South Africa's rand weaker on EM sell-off, stocks flat

03 Sep, 2018

JOHANNESBURG: South Africa's rand was more than one percent lower on Monday as global emerging markets remained on the back foot, while stocks were flat in tandem with global markets.

At 1613 GMT the rand was 1.12 percent weaker at 14.8550 per dollar, after hitting a low of 14.9400.

Turkey triggered a sell-off in emerging market currencies as risk aversion gripped emerging markets.

Turkey's central bank signalled on Monday it could take action, seen as presaging an interest rate increase at the bank's next meeting on Sept. 13. Analysts said the central bank may have inadvertently set financial markets up for disappointment if it doesn't deliver a hefty increase.

"The Turkish central bank issue puts tremendous strain on emerging markets," said Afrifocus Securities portfolio Manager Cheslyn Francis.

"They have announced an intervention policy, which is still to be seen and not specific," he said, adding the rand could firm if there is a strong intervention.

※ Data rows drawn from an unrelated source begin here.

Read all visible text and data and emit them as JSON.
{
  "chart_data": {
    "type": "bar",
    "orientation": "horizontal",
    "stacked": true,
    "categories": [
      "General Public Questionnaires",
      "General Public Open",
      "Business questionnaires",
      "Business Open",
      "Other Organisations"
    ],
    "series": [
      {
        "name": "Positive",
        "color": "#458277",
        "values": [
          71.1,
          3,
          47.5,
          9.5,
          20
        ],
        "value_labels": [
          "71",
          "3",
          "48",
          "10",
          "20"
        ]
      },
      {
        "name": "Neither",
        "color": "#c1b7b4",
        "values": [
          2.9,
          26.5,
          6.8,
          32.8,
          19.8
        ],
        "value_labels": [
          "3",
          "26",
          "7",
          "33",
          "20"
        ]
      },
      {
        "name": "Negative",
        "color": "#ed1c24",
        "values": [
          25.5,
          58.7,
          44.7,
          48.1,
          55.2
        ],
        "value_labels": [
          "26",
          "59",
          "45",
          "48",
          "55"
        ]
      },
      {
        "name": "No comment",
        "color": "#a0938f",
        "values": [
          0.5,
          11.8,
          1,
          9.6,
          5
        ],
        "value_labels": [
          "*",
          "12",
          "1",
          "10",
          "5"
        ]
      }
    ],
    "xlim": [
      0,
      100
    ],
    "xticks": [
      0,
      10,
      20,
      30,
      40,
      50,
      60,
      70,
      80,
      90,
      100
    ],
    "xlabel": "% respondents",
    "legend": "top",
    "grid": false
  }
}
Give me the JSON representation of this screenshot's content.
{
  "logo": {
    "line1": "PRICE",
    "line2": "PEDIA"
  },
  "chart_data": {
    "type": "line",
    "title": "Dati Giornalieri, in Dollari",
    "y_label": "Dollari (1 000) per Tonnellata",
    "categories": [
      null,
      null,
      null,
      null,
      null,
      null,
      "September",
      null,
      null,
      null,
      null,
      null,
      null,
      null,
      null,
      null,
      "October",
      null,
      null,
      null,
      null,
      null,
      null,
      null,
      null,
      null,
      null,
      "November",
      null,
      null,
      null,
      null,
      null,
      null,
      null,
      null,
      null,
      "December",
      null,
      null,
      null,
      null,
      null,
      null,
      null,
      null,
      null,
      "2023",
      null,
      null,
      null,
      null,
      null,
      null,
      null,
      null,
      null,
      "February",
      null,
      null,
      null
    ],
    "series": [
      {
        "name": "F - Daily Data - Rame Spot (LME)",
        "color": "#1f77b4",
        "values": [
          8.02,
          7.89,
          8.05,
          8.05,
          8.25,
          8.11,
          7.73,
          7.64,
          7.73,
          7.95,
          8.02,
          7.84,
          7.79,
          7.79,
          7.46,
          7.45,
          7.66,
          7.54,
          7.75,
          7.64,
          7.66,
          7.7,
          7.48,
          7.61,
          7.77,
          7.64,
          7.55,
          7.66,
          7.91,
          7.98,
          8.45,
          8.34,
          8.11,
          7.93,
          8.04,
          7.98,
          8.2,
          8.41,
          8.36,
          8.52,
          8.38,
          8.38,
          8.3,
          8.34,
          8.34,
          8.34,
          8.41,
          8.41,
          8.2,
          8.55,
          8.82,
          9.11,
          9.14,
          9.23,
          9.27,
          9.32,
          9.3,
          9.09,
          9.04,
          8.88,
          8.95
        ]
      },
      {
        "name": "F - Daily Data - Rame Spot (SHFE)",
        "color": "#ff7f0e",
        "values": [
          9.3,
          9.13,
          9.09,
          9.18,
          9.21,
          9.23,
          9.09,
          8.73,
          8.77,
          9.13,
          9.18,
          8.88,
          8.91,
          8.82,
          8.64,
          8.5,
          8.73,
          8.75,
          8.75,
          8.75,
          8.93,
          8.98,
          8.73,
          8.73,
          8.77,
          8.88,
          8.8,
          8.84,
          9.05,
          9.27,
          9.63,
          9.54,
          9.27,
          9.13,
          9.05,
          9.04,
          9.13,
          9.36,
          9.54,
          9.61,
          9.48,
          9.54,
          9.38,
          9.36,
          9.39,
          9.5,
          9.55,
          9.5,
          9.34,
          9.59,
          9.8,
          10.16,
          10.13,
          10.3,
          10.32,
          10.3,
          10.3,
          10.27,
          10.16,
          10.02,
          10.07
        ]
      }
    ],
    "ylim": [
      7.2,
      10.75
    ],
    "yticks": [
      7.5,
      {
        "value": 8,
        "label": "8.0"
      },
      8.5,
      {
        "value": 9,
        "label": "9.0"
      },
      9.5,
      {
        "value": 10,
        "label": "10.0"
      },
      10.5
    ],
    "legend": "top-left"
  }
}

Bonds were also weaker, with the yield up on the benchmark government debt due in 2026 down 5 basis points to 9,005 percent.

A holiday in the United States muted trading activity in South African markets, analysts said.

On the bourse, the Johannesburg all-share index rose marginally by 0.7 percent to 58,711 points while the blue chip top-40 index was up 0.05 percent to 52,435 points.

"It is the beginning of a new month and we very often get fresh money coming into the fund managers. This could be pushing the market slightly higher but volumes are still thin," said Greg Davies, trader at Cratos Capital.

Hotel and casino group Sun International closed up 7.10 percent after stronger than expected half-year profits.

Weighing on further gains, market heavyweight Naspers  fell 1.86 percent to 2,200 rand as Chinese technology giant Tencent, in which Naspers has a 31 percent stake, extended its losses to 2.12 percent after the government on Friday intensified crackdown on online gaming.